Now we’re going to take a look to see if this network looks like a preferential attachment network.
library(intergraph)
library(intergraph)
#create empty dataframe for simulations
trials<-data.frame(id=1:100, gdens=NA, gtrans=NA, cent.deg=NA, cent.bet=NA)
#simulate PA networks and add stats to trials dataframe: size
for ( i in 1:100 ){
pa.ig<- igraph::sample_pa(n = network.size(authors.stat), directed=TRUE)
pa.stat<-intergraph::asNetwork(pa.ig)
trials$gdens<-gden(pa.stat)
trials$gtrans[i] <- gtrans(pa.stat)
trials$cent.deg[i] <- centralization(pa.stat, FUN=degree, cmode="indegree")
trials$cent.bet[i] <-centralization(pa.stat, FUN=betweenness)
}
summary(trials)
id gdens gtrans cent.deg
Min. : 1.00 Min. :0.004329 Min. :0 Min. :0.05242
1st Qu.: 25.75 1st Qu.:0.004329 1st Qu.:0 1st Qu.:0.10482
Median : 50.50 Median :0.004329 Median :0 Median :0.12229
Mean : 50.50 Mean :0.004329 Mean :0 Mean :0.12962
3rd Qu.: 75.25 3rd Qu.:0.004329 3rd Qu.:0 3rd Qu.:0.14958
Max. :100.00 Max. :0.004329 Max. :0 Max. :0.25329
cent.bet
Min. :0.0006394
1st Qu.:0.0013637
Median :0.0020271
Mean :0.0024104
3rd Qu.:0.0031647
Max. :0.0096876
sim.t<-function(g, trials){
temp<-data.frame(density=c(gden(g),mean(trials$gdens),sd(trials$gdens)),
transitivity=c(gtrans(g),mean(trials$gtrans),sd(trials$gtrans)),
indegCent=c(centralization(g, FUN=degree, cmode="indegree"),mean(trials$cent.deg), sd(trials$cent.deg)),
betwCent=c(centralization(g, FUN=betweenness), mean(trials$cent.bet), sd(trials$cent.bet)))

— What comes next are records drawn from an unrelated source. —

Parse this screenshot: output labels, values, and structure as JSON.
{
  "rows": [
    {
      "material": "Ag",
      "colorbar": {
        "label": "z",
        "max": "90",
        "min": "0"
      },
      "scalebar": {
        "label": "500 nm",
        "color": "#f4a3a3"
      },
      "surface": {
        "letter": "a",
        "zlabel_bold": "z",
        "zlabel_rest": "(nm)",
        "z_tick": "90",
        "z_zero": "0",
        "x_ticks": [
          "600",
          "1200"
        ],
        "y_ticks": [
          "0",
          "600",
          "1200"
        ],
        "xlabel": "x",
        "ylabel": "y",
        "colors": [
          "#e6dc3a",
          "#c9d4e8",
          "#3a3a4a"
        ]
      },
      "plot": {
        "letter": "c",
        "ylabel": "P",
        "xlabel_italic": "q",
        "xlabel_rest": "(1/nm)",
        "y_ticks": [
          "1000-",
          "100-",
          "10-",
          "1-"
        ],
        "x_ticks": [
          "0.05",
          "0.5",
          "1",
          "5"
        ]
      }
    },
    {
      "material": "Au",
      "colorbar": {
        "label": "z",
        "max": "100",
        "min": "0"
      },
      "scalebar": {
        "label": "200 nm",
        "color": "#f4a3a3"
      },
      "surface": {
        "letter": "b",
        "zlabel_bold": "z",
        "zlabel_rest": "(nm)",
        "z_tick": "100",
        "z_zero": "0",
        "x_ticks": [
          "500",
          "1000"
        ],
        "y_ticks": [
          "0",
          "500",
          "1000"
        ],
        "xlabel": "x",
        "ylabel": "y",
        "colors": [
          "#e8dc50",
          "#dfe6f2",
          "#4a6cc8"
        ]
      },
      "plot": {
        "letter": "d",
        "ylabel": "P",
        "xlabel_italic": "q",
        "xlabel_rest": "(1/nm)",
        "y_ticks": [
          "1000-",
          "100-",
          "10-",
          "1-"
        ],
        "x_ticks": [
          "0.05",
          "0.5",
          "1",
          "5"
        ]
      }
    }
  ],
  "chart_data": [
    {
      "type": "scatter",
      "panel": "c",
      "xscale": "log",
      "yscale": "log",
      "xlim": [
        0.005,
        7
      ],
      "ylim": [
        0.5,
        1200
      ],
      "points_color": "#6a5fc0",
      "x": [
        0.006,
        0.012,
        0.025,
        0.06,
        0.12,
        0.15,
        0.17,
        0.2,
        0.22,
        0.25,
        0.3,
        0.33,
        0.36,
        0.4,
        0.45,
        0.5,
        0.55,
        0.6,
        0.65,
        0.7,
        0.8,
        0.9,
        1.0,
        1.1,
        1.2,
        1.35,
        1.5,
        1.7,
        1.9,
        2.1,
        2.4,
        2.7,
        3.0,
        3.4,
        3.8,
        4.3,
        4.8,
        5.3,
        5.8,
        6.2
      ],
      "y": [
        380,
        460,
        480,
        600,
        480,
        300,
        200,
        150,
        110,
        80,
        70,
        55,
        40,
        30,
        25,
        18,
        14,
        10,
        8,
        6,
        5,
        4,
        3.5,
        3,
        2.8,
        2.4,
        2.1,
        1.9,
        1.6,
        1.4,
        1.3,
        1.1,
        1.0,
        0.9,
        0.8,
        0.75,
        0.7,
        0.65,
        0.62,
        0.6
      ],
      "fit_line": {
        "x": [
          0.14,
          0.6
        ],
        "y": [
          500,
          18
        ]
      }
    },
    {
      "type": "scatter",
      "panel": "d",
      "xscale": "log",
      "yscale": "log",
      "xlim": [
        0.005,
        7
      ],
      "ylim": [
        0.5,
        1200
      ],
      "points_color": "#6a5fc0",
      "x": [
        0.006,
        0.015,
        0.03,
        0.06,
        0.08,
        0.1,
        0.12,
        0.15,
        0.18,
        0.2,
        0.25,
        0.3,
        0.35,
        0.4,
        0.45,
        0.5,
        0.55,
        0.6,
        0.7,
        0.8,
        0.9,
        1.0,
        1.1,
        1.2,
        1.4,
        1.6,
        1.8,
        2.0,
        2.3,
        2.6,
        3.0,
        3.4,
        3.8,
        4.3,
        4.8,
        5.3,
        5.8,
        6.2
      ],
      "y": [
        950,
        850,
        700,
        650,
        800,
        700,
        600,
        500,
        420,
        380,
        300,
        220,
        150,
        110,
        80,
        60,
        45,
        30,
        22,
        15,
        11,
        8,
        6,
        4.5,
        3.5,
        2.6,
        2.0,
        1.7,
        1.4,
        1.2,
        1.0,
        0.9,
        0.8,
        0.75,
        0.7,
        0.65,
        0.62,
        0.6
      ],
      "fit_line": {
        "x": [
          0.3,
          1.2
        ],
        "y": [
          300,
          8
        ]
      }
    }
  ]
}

rownames(temp)<-c("Observed","Simulated", "SD")
temp<-data.frame(t(temp))
temp$tvalue<-(temp$Observed-temp$Simulated)/temp$SD
temp
}
plot.sim.t<-function(g,trials){
temp<-data.frame(net.stat=c("gtrans","cent.deg","cent.bet"), x=c(gtrans(g),centralization(g, FUN=degree, cmode="indegree"), centralization(g, FUN=betweenness)))
trials%>%
select(gtrans:cent.bet)%>%
gather(key="net.stat",value = "estimate")%>%
ggplot(aes(estimate)) +
geom_histogram() +
facet_wrap(net.stat ~ ., scales="free", ncol=3) +
geom_vline(data=temp, aes(xintercept=x),
linetype="dashed", size=1, colour="red")
}
#check for differences from null
sim.t(g=authors.stat,trials)
Observed Simulated SD tvalue
density 0.02053454 0.004329004 0.00000000 Inf
transitivity 0.07993769 0.000000000 0.00000000 Inf
indegCent 0.98372401 0.129623440 0.04148628 20.58754
betwCent 0.61878906 0.002410407 0.00141299 436.22301
plot.sim.t(authors.stat, trials)
SO, overall we can conclude that this network does not look like a preferential attachment network!